Obesity is primarily due to food intake in excess of the body’s
energetic requirements, intake that is not only associated with hunger but also
the incentive value of food. The 5-hydroxytryptamine 2C receptor
(5-HT2CR) is a target for the treatment of human obesity.
Mechanistically, 5-HT2CRs are positioned to influence both
homeostatic feeding circuits within the hypothalamus and reward circuits within
the ventral tegmental area (VTA). Here we investigated the role of
5-HT2CRs in incentive motivation using a mathematical model of
progressive ratio (PR) responding in mice. We found that the 5-HT2CR
agonist lorcaserin significantly reduced both ad libitum chow intake and PR
responding for chocolate pellets and increased c-fos expression in VTA
5-HT2CR expressing γ-aminobutyric acid (GABA) neurons, but
not 5-HT2CR expressing dopamine (DA) neurons. We next adopted a
chemogenetic approach using a 5-HT2CRCRE
line to clarify the function of subset of 5-HT2C receptor expressing
VTA neurons in the modulation of appetite and food motivated behavior.

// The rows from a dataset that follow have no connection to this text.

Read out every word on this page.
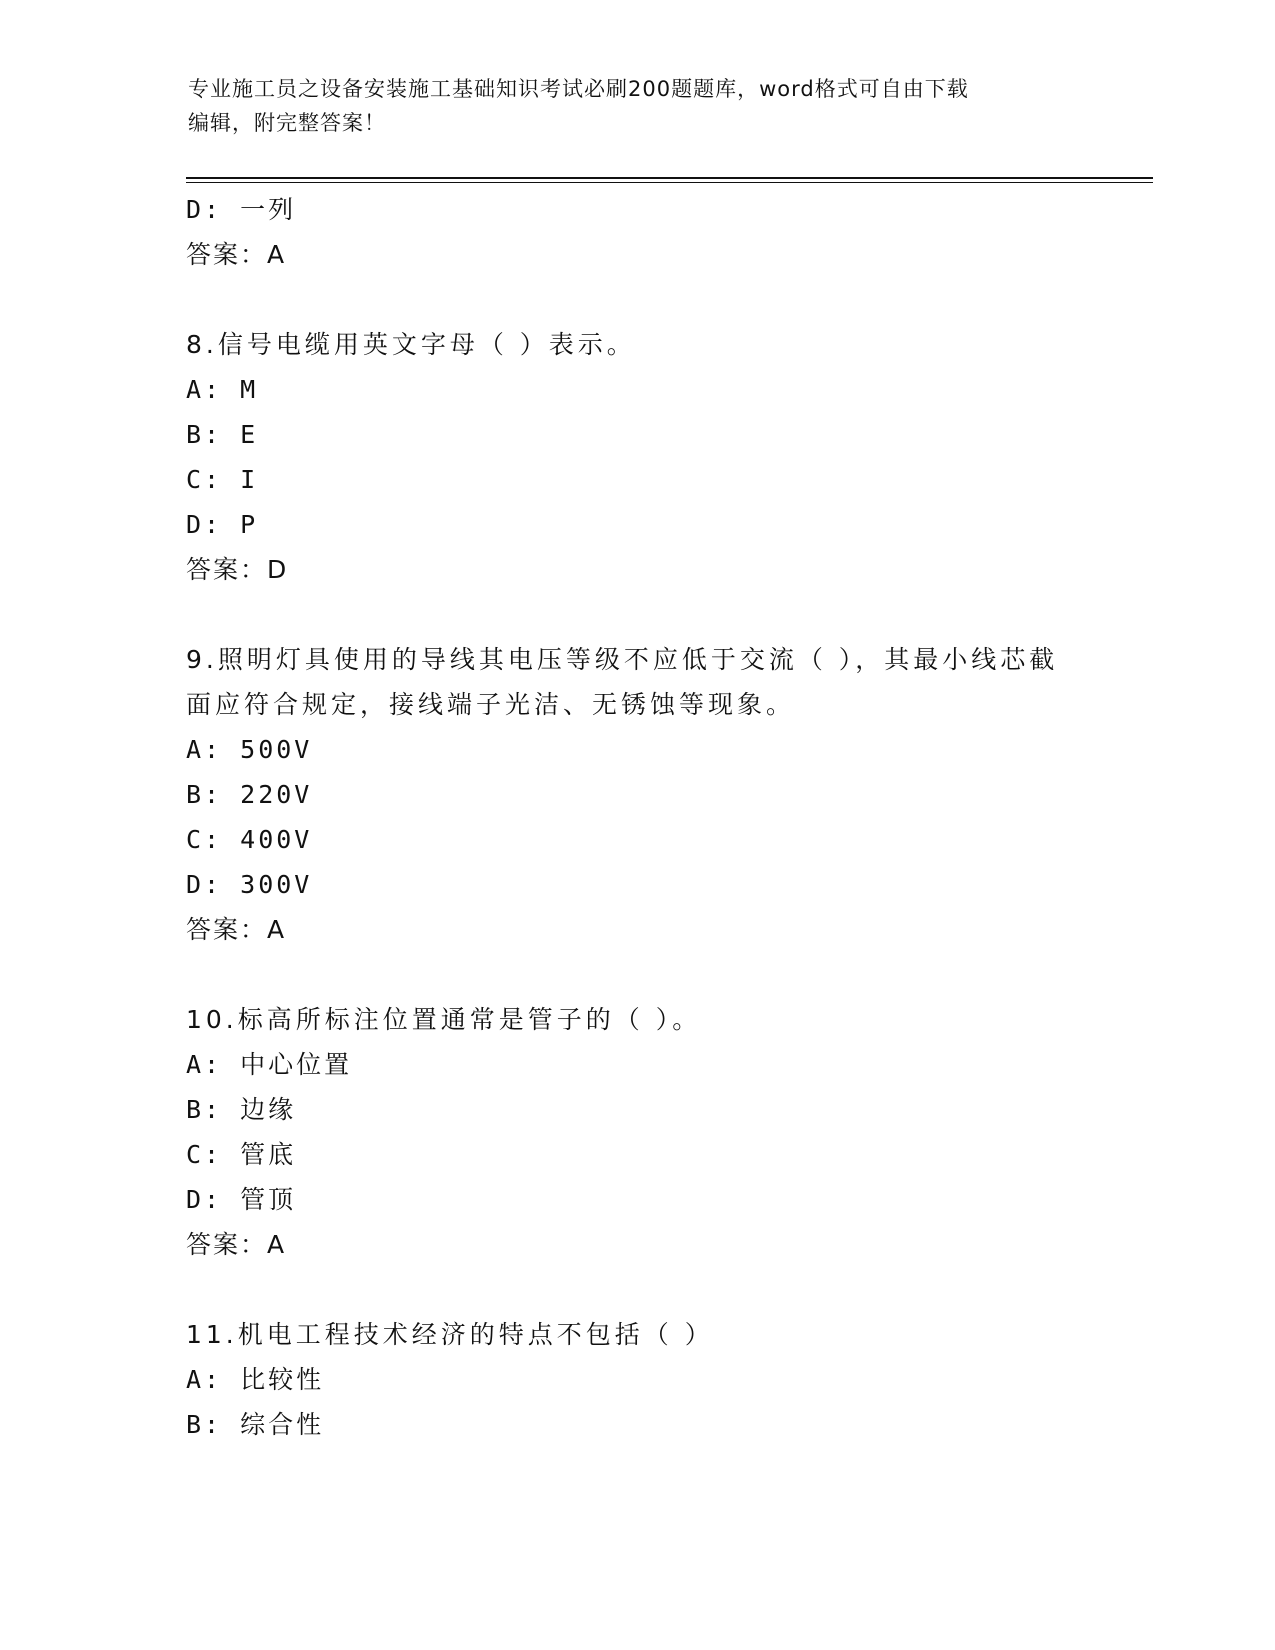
专业施工员之设备安装施工基础知识考试必刷200题题库，word格式可自由下载
编辑，附完整答案！
D: 一列
答案：A
8.信号电缆用英文字母（ ）表示。
A: M
B: E
C: I
D: P
答案：D
9.照明灯具使用的导线其电压等级不应低于交流（ ），其最小线芯截
面应符合规定，接线端子光洁、无锈蚀等现象。
A: 500V
B: 220V
C: 400V
D: 300V
答案：A
10.标高所标注位置通常是管子的（ ）。
A: 中心位置
B: 边缘
C: 管底
D: 管顶
答案：A
11.机电工程技术经济的特点不包括（ ）
A: 比较性
B: 综合性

Activation of VTA 5-HT2C receptor expressing neurons significantly
reduced ad libitum chow intake, operant responding for chocolate pellets and the
incentive value of food. In contrast, chemogenetic inhibition of VTA
5-HT2C receptor expressing neurons had no effect on feeding
behavior. These results indicate that activation of the subpopulation of
5-HT2CR neurons within the VTA is sufficient to significantly
reduce homeostatic feeding and effort-based intake of palatable food, and that
this subset plays an inhibitory role in motivational processes. These findings
are relevant to the treatment of obesity.